Ever make a personal call on your company cell phone? Did you record the value of that call as taxable income, as required by law?
/ Source: The Associated Press

Ever make a personal call on your company cell phone? Did you record the value of that call as taxable income, as required by law?

Join the club, but don't worry. President Barack Obama will propose repealing the widely ignored requirement as part of his 2011 budget plan, a Treasury Department official said Saturday.

The administration made a similar proposal in June, and it was well received in Congress. Lawmakers, however, became preoccupied by the health care debate for much of the year and a lot of their work on tax law was delayed.
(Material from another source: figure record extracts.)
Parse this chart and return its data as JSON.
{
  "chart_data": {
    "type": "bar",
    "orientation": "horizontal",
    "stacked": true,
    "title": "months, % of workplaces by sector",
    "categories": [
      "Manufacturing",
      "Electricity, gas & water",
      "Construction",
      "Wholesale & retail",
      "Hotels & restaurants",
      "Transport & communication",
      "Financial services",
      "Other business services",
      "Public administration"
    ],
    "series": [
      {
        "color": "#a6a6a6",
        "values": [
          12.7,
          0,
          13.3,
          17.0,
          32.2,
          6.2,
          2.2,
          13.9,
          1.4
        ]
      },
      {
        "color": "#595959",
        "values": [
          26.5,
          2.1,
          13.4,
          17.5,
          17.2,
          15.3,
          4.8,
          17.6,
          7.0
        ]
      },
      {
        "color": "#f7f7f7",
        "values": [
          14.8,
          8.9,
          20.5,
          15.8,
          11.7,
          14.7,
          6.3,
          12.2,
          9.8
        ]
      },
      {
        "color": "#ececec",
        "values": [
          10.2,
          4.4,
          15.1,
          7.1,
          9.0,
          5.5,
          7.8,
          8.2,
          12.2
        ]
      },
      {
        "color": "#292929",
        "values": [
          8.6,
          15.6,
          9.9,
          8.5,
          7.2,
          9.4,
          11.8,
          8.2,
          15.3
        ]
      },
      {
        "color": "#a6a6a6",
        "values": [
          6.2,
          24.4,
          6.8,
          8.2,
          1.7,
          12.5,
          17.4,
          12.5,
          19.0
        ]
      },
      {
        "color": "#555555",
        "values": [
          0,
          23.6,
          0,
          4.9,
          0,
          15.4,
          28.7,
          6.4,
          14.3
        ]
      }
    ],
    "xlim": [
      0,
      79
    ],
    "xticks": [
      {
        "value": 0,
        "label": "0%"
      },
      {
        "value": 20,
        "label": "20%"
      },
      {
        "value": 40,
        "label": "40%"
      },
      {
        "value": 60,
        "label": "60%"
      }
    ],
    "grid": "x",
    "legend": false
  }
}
Obama is scheduled to release his proposed tax and spending plan on Monday. If the cell phone tax is repealed this year, taxpayers would be off the hook for all of 2010, said the official, who spoke on condition of anonymity because the budget had not yet been released.

A 1989 law says that personal use of a company cell phone should be taxed like other fringe benefits, such as a company car. The law, however, was passed when cell phones were referred to as car phones and were considered a luxury. Today, workers increasingly use company-issued mobile devices for texting, e-mailing and browsing the Internet — sometimes for work, sometimes for personal use.

Last summer, the Internal Revenue Service issued a request for comments on ways to improve compliance with the tax, and there was such a backlash that the administration proposed repealing it.

At the time, IRS Commissioner Doug Shulman said the tax was "poorly understood by taxpayers" and acknowledged it was difficult to enforce consistently.

Some employers have faced big tax bills after failing to comply with the law.

In 2008, the IRS audited two University of California branches, in Los Angeles and San Diego. As part of a settlement, UCLA paid a tax assessment of $238,474 and San Diego paid $186,471.